On October 20th, I was invited for a phone interview with Phillips Exeter Academy (PEA). I had applied for an archives job there in early Sep. and had almost given up on the possibility. The phone interview was scheduled for Oct. 23rd. On October 21st, I received a call from NATO JFC and was notified that I’d been selected for a processing archivist position (1 of 3). Gulp! Now what?
I decided to go ahead with the phone interview and the selection process. The selection process involves a security clearance background check and a medical examination. I started receiving information for the clearance application and instructions from the medical office. It began to feel very serious! It’s an honor to be selected to work on this important project and I consider it a once in a lifetime opportunity on many levels. I had a short bout of agony over the timing of all of this, but I was able to lay it aside knowing that God was guiding me. I spent a lot of time meditating on Proverbs 16 during the month of October. I was confident that there was no wrong decision, just that a decision would have to be made — by FAITH. The PEA situation ended up not being viable for me. Even before it was completely ruled out, Dick and I set our sights on Holland.

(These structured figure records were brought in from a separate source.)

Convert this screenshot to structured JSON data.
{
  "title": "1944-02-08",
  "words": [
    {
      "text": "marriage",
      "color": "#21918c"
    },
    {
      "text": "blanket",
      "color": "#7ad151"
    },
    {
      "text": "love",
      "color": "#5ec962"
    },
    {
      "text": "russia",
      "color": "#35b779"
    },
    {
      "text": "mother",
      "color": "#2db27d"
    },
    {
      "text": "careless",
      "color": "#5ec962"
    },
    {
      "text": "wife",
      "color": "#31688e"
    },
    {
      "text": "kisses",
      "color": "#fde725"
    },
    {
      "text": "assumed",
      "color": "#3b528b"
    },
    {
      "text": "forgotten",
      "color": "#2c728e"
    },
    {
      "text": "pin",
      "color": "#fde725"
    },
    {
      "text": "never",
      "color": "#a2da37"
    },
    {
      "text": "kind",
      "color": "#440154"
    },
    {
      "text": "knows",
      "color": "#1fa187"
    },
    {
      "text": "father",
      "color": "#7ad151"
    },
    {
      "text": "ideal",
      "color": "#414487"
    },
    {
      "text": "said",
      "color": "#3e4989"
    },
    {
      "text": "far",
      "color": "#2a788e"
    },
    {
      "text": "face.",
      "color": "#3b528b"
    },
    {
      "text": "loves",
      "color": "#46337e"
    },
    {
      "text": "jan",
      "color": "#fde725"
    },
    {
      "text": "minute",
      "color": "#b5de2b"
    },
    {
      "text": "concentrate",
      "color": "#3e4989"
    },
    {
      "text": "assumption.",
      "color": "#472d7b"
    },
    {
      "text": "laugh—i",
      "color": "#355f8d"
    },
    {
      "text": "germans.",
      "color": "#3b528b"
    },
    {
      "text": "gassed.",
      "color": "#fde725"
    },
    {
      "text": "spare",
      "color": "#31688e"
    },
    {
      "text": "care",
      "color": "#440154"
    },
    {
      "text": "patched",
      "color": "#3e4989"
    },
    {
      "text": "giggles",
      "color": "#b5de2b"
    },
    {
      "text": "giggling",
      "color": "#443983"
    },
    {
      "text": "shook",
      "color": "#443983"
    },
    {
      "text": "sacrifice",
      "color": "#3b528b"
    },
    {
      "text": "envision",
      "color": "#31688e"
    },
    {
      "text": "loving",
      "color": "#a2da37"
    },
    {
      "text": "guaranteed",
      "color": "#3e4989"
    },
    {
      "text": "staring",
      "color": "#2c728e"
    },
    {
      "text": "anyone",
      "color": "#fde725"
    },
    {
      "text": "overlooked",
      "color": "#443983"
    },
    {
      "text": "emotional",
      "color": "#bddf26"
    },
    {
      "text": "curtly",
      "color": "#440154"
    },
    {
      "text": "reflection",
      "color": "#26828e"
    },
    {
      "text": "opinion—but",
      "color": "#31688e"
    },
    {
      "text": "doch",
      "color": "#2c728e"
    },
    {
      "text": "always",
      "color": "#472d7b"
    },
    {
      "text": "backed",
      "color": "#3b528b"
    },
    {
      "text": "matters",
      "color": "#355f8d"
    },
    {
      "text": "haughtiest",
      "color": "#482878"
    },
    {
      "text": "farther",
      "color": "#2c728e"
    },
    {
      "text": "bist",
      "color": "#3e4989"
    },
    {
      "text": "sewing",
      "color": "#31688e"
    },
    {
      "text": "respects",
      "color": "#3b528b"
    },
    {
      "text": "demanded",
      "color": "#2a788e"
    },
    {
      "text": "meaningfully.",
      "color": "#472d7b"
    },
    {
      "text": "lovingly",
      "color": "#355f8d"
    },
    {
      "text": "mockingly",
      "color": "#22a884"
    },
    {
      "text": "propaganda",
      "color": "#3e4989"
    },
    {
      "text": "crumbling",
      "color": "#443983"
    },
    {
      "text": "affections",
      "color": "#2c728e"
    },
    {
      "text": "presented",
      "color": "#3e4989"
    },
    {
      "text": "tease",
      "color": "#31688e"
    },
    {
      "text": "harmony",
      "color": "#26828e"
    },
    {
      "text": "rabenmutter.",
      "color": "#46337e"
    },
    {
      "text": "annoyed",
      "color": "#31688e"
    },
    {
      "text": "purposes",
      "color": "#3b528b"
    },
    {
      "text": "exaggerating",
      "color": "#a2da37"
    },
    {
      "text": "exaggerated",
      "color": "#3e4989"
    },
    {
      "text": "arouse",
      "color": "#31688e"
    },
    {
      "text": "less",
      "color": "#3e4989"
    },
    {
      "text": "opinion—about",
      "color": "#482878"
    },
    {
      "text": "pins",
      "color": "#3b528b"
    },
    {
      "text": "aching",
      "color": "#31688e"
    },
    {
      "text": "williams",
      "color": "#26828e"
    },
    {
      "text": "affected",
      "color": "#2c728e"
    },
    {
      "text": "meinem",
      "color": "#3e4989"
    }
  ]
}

The most stressful aspect of this journey so far has been the uncertainty surrounding Kathryn and the ability to have her spend adequate amounts of time with us. Our hope was for her to be with us for a full school year and attend the international school in Brunssum. It was a pipe dream, really. As much as WE could imagine the amazing opportunity this would be for her, WE couldn’t make it happen without the consent of the other biological parent. We knew there would be much resistance in that regard. Resistance is putting it lightly — absolutely no consideration, flat out refusal, condemnation, no room for compromise or negotiation. Speak to the hand. I can’t adequately express how discouraging this is. Discouraging for me because I expect children of God to respond with grace and humility. I expect rational discourse.
Here then is one of the many consequences of divorce — we lose the sole responsibility to determine what is in the best interest of our children. The child of divorce, who doesn’t have the capacity to comprehend the potential of the unknown, is unmoored between parents of differing opinions and convictions. If the biological family was intact, consensus would be reached and the child would be subject to the decisions of the parents — period. We have prayed that this situation would not have to be settled in a court of law, but there doesn’t appear to be any other resort at this point. We will continue to pray and appeal to reason, however.
As we wait, we prepare as much as we can. This prospect is both terrifying and amazing. As Dick and I have talked over this for many an hour, we keep coming back to this: if we don’t follow this through, we’ll regret it. To have this kind of opportunity opened wide before us, is truly a once in a lifetime deal. I sometimes think, and even say, that I want to live out loud. That, for me, means living life by faith — out there on the edge of my comfort zone. Faith is believing without seeing! It also means being true to who I am and not letting opportunities — small and large — pass me by. I see fake people every day. I see self-righteous people who live in fear of being outside of some norm that they perceive. They want to be safe inside the lines. Sometimes I fight against it; sometimes I succumb to the same mentality. It’s so much easier to see it in others than to see it in myself. I’ve been reading and posting some inspirational thoughts to keep us all focused on the positive. God’s word jumps off the page also and reassures me that he is in control.